The sad truth is New Jersey has the 4th highest cycling fatality rate, based on population in the United States. Twenty-nine bicycle riders died in New Jersey last year. New Jersey also has the nation’s deadliest red-light runners, with three of the country’s worst cities for fatal intersection crashes, according to a study of federal transportation data obtained by USA TODAY…. New Jersey had by far the worst death rate among states, with 6.5 fatalities for every 100,000 people… New Jersey also had three of the four most dangerous cities for red-light fatalities.
Bicyclists have rights! When being passed the law requires that you are given AT LEAST THREE FEET of clearance, and FIVE FEET when passed by commercial trucks, semis, RV’s and buses. The wind pushed out from the side of these larger vehicles can cause a bicycle crash, and if there is room, they are required to give you, as the rider a FULL LANE of clearance.
“They were the ones who got passed in the New Jersey Legislature the law that you have to give a safe passing distance of three feet or more when you pass a cyclist,” – Clarke said.

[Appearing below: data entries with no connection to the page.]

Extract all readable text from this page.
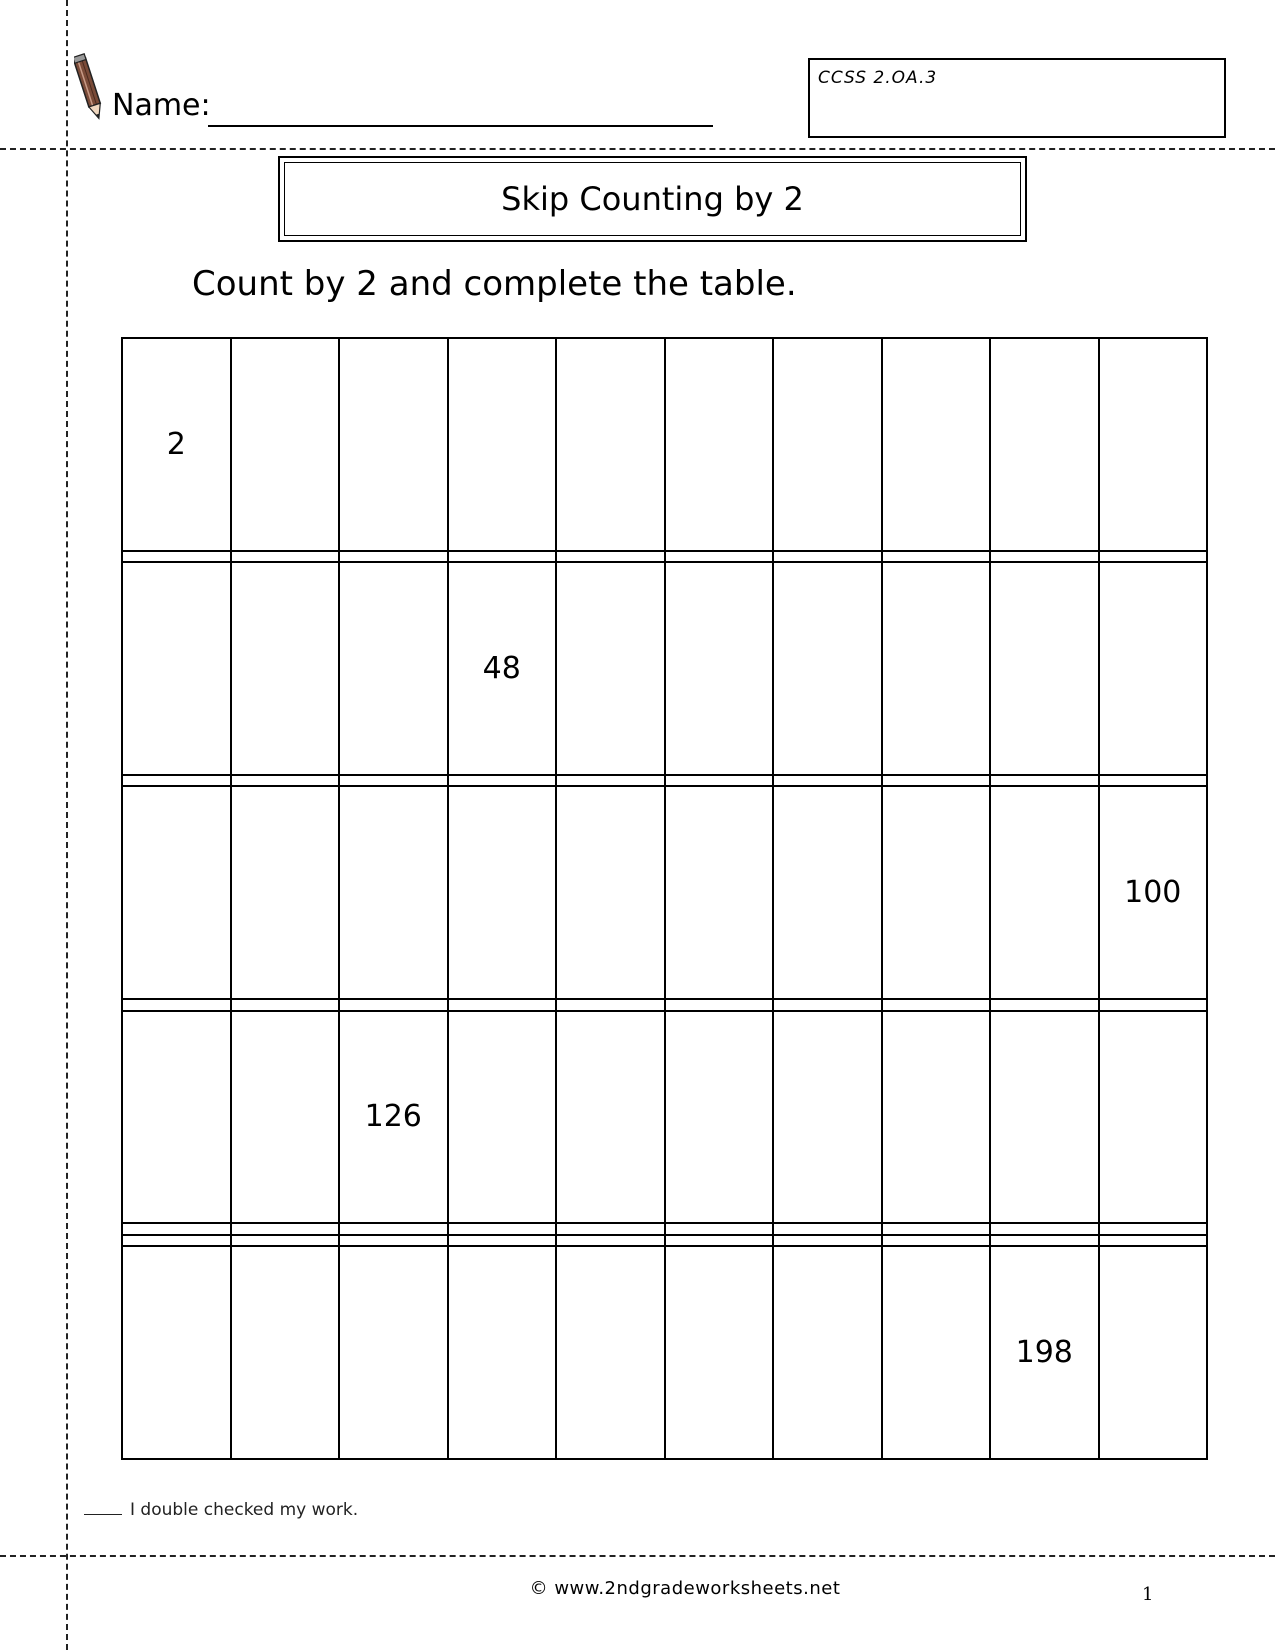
Name:
CCSS 2.OA.3
Skip Counting by 2
Count by 2 and complete the table.
2									

			48						

									100

		126							

								198	
I double checked my work.
© www.2ndgradeworksheets.net	1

Cars driving recklessly can cause catastrophic and fatal bicycle accidents. Motor vehicle drivers are required by law to SLOW DOWN and pass cyclists carefully. Especially at railroad crossings and cattle guards, through construction zones and in poor weather conditions. Cyclists are allowed to move to the left briefly in order to safely cross railroad tracks. Cars are not allowed to use their horns when following a cyclist. If the sudden blast of a horn startles the cyclist and causes a bike crash the driver of the motor vehicle can be cited for causing the crash. To quote Andy Clarke with the League of American Bicyclists again talking about the fatal bike crash in Colorado of Bill Bliss:
“Bill was making a left turn on a highway in Colorado. he was doing everything right, following all the rules of the road — signaling, in the left lane — and a driver who was going too fast for the conditions and wasn’t paying attention hit and killed him,” Clarke said.
That person never meant for that to happen. But, at the same time, if you’re speeding, if you’re not paying attention, if you’re inattentive, if you’ve been drinking and driving, if you’re going too fast for the conditions, if you’re on your cell phone, if you’re simply not taking due care, I think we need to hold ourselves collectively more accountable for that.